Let $X$ be any space and $Y$ be a discrete space. Show that the Cartesian product $X \times Y$ is equal to the disjoint union $\coprod_{y \in Y} X$, and the product topology is the same as the disjoint union topology.

Solution

\[\begin{align*} \coprod_{y \in Y} X &= \bigcup_{y \in Y} X \times \{ y \} \\ &= \bigcup_{y \in Y} \{ x \times y \mid x \in X \} \\ &= \{ x \times y \mid x \in X, y \in Y \} \\ &= X \times Y. \end{align*}\]

Let $\mathscr{B}_X$ be a basis of $X$, $\mathscr{T}_X$ be the topology of $X$. Let $\mathscr{B}_Y = \{ \{ y \} \mid y \in Y \}$ be a basis of $Y$. Then $\mathscr{B}_X \times \mathscr{B}_Y$ is a basis for the product topology $\mathscr{T}_p$ of $X \times Y$.

Let $U_0 \times \{ y_0 \} \in \mathscr{B}_X \times \mathscr{B}_Y$ be given. Then $U_0 \times \{ y_0 \} = \coprod_{y \in Y} V_y$ where

\[\begin{align*} V_y &= \begin{cases} U_0 & (y = y_0) \\ \emptyset & (y \ne y_0). \end{cases} \end{align*}\]
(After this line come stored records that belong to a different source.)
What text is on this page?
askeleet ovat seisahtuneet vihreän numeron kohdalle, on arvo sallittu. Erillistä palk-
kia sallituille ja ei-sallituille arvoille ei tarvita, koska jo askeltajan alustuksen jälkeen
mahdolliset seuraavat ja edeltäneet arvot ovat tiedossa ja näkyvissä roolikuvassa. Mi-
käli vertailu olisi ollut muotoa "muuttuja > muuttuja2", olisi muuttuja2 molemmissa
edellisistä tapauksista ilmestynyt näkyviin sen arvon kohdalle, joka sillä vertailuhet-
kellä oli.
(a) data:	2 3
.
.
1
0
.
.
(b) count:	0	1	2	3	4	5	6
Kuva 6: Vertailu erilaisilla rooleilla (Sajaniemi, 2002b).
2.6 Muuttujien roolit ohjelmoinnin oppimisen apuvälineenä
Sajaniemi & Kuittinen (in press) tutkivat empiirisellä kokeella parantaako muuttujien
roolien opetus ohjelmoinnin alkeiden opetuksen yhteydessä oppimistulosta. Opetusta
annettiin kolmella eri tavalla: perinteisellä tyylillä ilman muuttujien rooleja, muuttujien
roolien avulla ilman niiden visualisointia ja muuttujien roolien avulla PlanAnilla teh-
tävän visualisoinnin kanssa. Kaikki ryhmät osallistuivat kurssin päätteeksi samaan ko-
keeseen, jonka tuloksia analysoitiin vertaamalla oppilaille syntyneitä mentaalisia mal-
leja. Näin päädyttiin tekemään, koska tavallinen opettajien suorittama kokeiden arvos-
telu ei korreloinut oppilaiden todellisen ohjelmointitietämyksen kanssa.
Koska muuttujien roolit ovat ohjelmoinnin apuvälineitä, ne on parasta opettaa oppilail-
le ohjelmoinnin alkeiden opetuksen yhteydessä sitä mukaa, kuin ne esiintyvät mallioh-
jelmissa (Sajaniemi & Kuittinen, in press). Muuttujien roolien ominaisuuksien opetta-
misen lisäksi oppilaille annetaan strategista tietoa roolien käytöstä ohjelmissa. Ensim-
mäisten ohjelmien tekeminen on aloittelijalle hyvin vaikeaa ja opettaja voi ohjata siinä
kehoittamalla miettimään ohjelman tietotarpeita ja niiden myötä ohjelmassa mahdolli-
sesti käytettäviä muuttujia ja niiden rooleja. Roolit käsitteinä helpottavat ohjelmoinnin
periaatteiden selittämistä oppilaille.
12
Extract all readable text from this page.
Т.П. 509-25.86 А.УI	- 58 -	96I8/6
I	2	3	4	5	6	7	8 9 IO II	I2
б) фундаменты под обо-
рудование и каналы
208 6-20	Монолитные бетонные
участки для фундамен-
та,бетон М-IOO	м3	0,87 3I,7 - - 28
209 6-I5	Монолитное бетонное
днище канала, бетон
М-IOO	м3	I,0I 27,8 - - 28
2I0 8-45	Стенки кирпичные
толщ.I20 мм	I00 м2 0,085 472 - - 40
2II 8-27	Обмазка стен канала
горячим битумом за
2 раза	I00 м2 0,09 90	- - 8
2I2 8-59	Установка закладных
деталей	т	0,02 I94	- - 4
For any $y \in Y$, the intersection of $\coprod_{y \in Y} V_y$ with $X$ (there is only one $X$, but the $X$ that corresponds to the $y$) is $V_y$. Since each $V_y$ is open in $X$, $\coprod_{y \in Y} V_y$ is open in the disjoint union topology. Therefore, this implies that the disjoint union topology is finer than the product topology.

Let $U \subset \coprod_{y \in Y} X$ be an open set. For each $y \in Y$, let $U_y$ denote the intersection of $U$ with $X$ for the index $y$. Each $U_y$ is open because $U$ is open. Then $U = \coprod_{y \in Y} U_y = \bigcup_{y \in Y} U_y \times \{ y \}$. Then each $U_y \times \{ y \}$ is a basis element in $\mathscr{B}_X \times \mathscr{B}_Y$. Therefore, $U$ is open in the product topology, so the product topology is finer than the disjoint union topology.

Hence, the product topology and the disjoint union topology are the same.